Wednesday, October 23, 2019

Something Wrong

Birch out my back door - not as bright as it usually is

I'm blaming it on that unseasonably early below freezing cold-snap we had at the end of September, followed by another one a week or so later. Most of the trees had not started to turn as the early snow fell, and it seemed to shock them into not quite knowing what to do. As they finally have turned, the colors have been dull, pale russets rather then bright orange-reds, muted golds rather than clear yellows.  Granted, these pictures were taking over the weekend when it was cold, damp and overcast, but even on a sunny day, there's not much brightness to the leaves.

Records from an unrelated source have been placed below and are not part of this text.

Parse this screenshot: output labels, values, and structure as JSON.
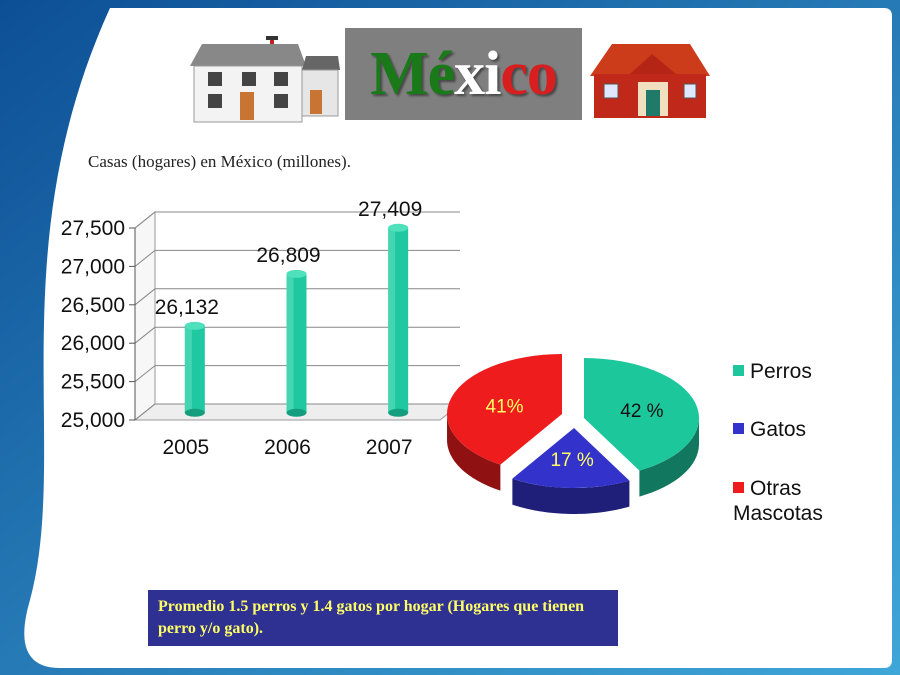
{
  "slide": {
    "title": "México",
    "title_colors": [
      "#1a7a1a",
      "#1a7a1a",
      "#ffffff",
      "#ffffff",
      "#d81e1e",
      "#d81e1e"
    ],
    "subtitle": "Casas (hogares) en México (millones).",
    "note": "Promedio 1.5 perros y 1.4 gatos por hogar (Hogares que tienen perro y/o gato).",
    "background_color": "#1f6fb3",
    "panel_color": "#ffffff"
  },
  "chart_data": [
    {
      "type": "bar",
      "categories": [
        "2005",
        "2006",
        "2007"
      ],
      "values": [
        26132,
        26809,
        27409
      ],
      "value_labels": [
        "26,132",
        "26,809",
        "27,409"
      ],
      "ylim": [
        25000,
        27500
      ],
      "yticks": [
        "25,000",
        "25,500",
        "26,000",
        "26,500",
        "27,000",
        "27,500"
      ],
      "ytick_values": [
        25000,
        25500,
        26000,
        26500,
        27000,
        27500
      ],
      "grid": true,
      "bar_color": "#1fc8a0",
      "title": "",
      "xlabel": "",
      "ylabel": ""
    },
    {
      "type": "pie",
      "labels": [
        "Perros",
        "Gatos",
        "Otras Mascotas"
      ],
      "values": [
        42,
        17,
        41
      ],
      "value_labels": [
        "42 %",
        "17 %",
        "41%"
      ],
      "colors": [
        "#1dc79c",
        "#3333cc",
        "#ee1c1c"
      ],
      "label_colors": [
        "#111111",
        "#ffff66",
        "#ffff66"
      ],
      "legend_position": "right"
    }
  ]
}
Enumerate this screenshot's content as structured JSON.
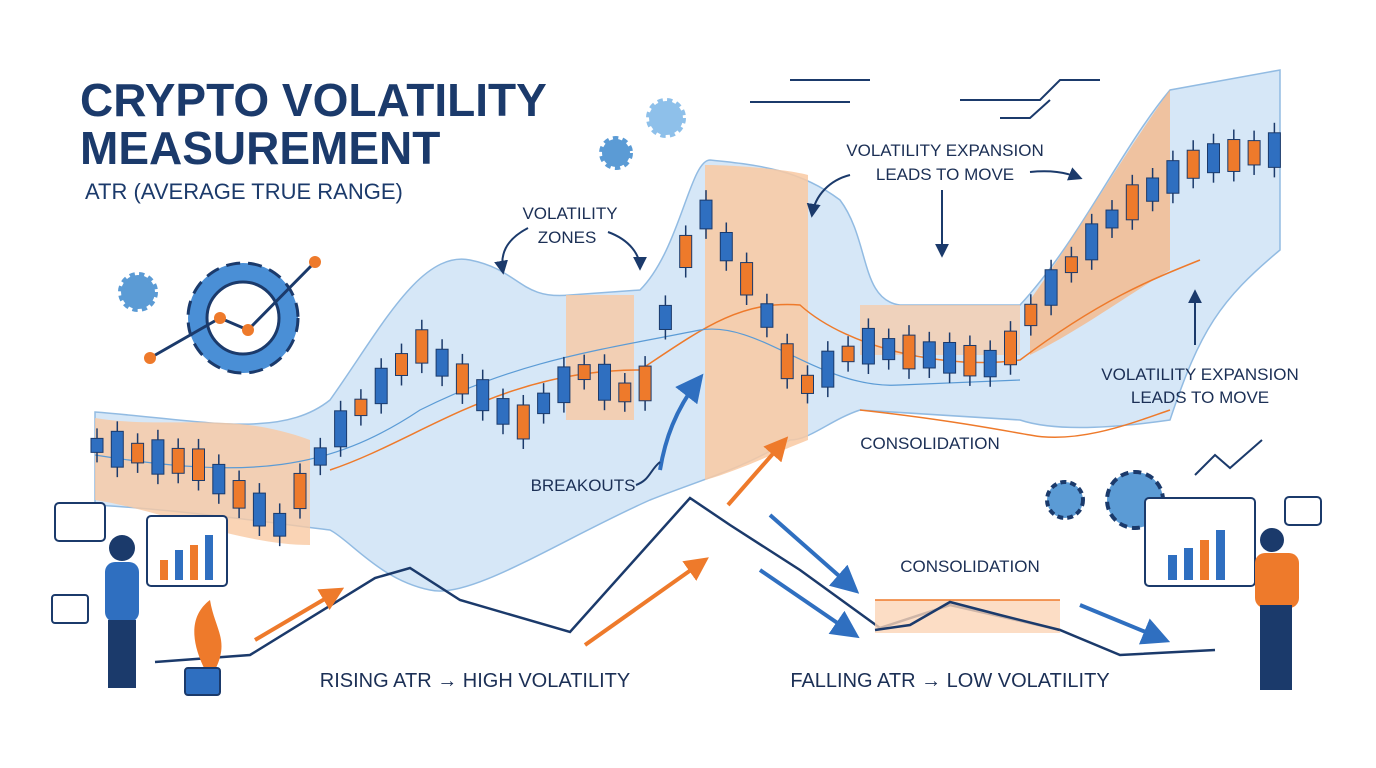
{
  "header": {
    "title_lines": [
      "CRYPTO VOLATILITY",
      "MEASUREMENT"
    ],
    "subtitle": "ATR (AVERAGE TRUE RANGE)"
  },
  "annotations": {
    "volatility_zones": [
      "VOLATILITY",
      "ZONES"
    ],
    "expansion_top": [
      "VOLATILITY EXPANSION",
      "LEADS TO MOVE"
    ],
    "expansion_right": [
      "VOLATILITY EXPANSION",
      "LEADS TO MOVE"
    ],
    "breakouts": "BREAKOUTS",
    "consolidation_upper": "CONSOLIDATION",
    "consolidation_lower": "CONSOLIDATION",
    "rising_atr": "RISING ATR → HIGH VOLATILITY",
    "falling_atr": "FALLING ATR → LOW VOLATILITY"
  }
}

Looking along the backyards from my place, the only bright looking thing is that landscape bush next to the building down from me. Compare this to what things looked like last year in this post (those grasses show absolutely no color this year). And there's something not quite right about that tamarack showing in the upper right.

Tamaracks (also known as larches) have needles that turn yellow and drop off in the fall, unlike other conifers. But this year something else is happening. There's a green hugging the branches while the rest of the needles are yellow. I'm not sure I've ever witnessed this before.

And it's not just the tamaracks. These are off a maple tree out front. I noticed it on Monday, how the leaves retained some green along the veins, and I didn't remember this maple turning yellow.

I searched around the tree and found a few leaves showing some of the red I remembered. Something is definitely wrong here.

A bookbinder that I follow recently showed a "botanical" book she had bound using paper she had eco dyed. I remembered watching her tutorial of eco printing paper a while back and thinking it wasn't something I was interested in. But now I was feeling differently about it and looked up the tutorial to refresh my memory. Her method is very simple and relatively quick (as opposed to the process involved in eco printing fabric) and I realized I had everything I needed on hand. With those odd leaves on my mind, I decided this might be the perfect time for me to try this. By yesterday, the sun had come out and the winds too and that maple tree was mostly bare (the birch out back too). I gathered the maple leaves from the ground, along with some red ones off a chokecherry tree and some cottonwood leaves further along on my walk, followed the directions and was stunned at the beautiful results.

Chokecherry leaves on the bottom, top a bleed through

Not everyone's a winner, and some sides look better than others, as you get some bleed through from the layer underneath. I love the soft impressions on the top half of this page but not so much the bottom half. Arrangement is important, and some leaves I arranged better than others. 

Maple leaf and pink geranium flowerettes

I used 7 x 10 inch heavy watercolor paper so these can't really be pages in a book, but they could be soft covers. I might even try some stitching on some of them. Or collaging - teabags anyone?

I think this one is my favorite. I was unsure about overlapping leaves so only tried it on this one. I can see that it works really well. I was warned that results might be unpredictable, that some flowers or leaves might not transfer any color at all or a color you might not expect. All those yellow cottonwood leaves I collected? They turned brown and left dark brown images while the yellow and green maples stayed lighter with hints of that yellow. And while not distinct, the few pink geranium flowerettes that I salvaged off the plant on my deck (the cold weather hasn't been kind to it either) did transfer a somewhat mauve. I'm keen to try this again with a less heavy paper.


Anonymous said...

We've noticed something is happening to the leaves this year here, too. It was cold & snowed early then warmed up a bit, then got cold again. Meanwhile, leaves just turned pale & dropped off the trees. Your geranium flowerettes are my favorite with a hint of color. You could frame some of your leaves for a nice grouping! Jan in WY

The Inside Stori said...

Ha, ha…..I knew you couldn’t resist trying this!!!

Charlton Stitcher said...

We’re currently up here in Aberdeenshire, Scotland, visiting my husband’s family haunts as we so often do. The colours here are as lovely as usual - especially the beech trees with their rich golds and russet browns and the acid yellow larches. But now the cold has arrived and there’s a dusting of snow on the tops of the Cairngorm mountains so the colours won’t stay long. They will be muted and may well be gone by the end of next week when we head home to Wiltshire

On another tack I really enjoyed the soft and subtle colours of your eco dying.